Захарка выдает посуду, получает сдачу, нагибается, достает новые бутылки, и все те же неповоротливые, неуклюжие таящие силу движения – все, как всегда; но волчья негнущаяся шея как будто напряженно вытянута все в одну сторону, точно прислушивается сквозь говор, шум и крики, сквозь табачный дым к иному, вот-вот готовому вырваться из дальней комнаты, отдельному, ни на что не похожему крику.

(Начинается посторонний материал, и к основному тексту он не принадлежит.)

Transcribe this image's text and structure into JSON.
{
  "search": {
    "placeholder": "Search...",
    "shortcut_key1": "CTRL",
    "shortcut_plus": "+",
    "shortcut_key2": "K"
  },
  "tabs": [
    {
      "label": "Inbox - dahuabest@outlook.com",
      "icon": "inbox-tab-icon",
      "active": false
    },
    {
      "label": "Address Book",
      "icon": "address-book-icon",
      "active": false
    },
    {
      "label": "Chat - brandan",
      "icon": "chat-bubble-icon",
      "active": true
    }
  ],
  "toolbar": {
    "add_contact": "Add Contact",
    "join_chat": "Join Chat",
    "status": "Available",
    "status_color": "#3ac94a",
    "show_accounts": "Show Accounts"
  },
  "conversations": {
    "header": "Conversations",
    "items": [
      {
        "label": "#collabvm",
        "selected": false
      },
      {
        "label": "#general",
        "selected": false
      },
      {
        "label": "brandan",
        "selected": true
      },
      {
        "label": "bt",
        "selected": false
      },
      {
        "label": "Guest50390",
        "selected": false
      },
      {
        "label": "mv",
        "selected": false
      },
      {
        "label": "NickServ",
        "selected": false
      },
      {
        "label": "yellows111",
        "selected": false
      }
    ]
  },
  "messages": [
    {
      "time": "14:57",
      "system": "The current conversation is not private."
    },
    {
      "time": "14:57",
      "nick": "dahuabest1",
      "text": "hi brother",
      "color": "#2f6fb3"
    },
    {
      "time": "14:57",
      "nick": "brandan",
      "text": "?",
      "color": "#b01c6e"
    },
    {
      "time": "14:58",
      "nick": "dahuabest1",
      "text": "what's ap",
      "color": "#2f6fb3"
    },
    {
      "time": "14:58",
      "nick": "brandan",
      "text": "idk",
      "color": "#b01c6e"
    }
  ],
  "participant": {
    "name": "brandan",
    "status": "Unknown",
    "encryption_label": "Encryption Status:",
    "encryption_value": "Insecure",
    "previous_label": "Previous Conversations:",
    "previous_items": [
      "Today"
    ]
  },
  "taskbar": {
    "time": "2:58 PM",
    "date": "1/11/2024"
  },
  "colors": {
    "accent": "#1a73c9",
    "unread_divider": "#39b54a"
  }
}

Прислушивается. Но все тот же говор, дым, плеск голосов, звон посуды, все те же знакомые, усталые, потно-пьяные лица кругом.
– Пару пива!
– А с меня за водку получи.
– Ай!.. Ай!.. А-a-a!.. – пронизал напряженно ожидаемый, ни на что не похожий, пронзительно страшный крик.
Быстро сбежала с лица Захарки багровость, и медленно поползла пепельная мертвенная безжизненность.
Показалось, будто воцарилась мгновенная тишина в неподвижном дыму, и Захарка раскрыл рот, давая выход остановившемуся дыханию, и весь повернулся, как кабан, которого ранили.
Нет, это из бильярдной донеслось пронзительно:
– На-пра-а-во в лузу-у!.. Суку твою ма-ать!..
И Захарка, чувствуя, как отлила туго давящая кровавая волна, проговорил низким, вдруг хриплым голосом:
– Четыре копейки сдачи, – и ловко бросил плашмя.
Ему кажется, что сбросил давившее ожидание, но опять начинается то же: низко опустив брови, из всех сил старается тяжело погрузиться в эту привычную обстановку, в этот пронизанный табачным дымом шум, говор, брань, песни; но новая волна напряженного ожидания уже зарождается, уже встает, уже подымает его над этой шумливой, крикливой жизнью по направлению к тому готовому каждую минуту пронзительно прорваться крику, о котором эти пьяные, горластые никто не знает.
Захарка глухо не то стонет, не то рычит, с раздувающимися ноздрями оглядывая мутно плавающие в дыму потные головы и красные лица.
– Э-е... о-э-э... о-э-э... э-э!..
– Мил чела-эк... потому… в середке все-о одно не поймешь... дай я те... обыму... Ппа-ру пи-ва-а-а!..
Захарка не выдерживает, бросает стойку и идет, такой же тяжелый, волкообразный, и, когда притворяет за собой дверь, шум трактира точно придавленный, мечется глухо и мутно. Спускается по лестнице; ступени тяжело скрипят.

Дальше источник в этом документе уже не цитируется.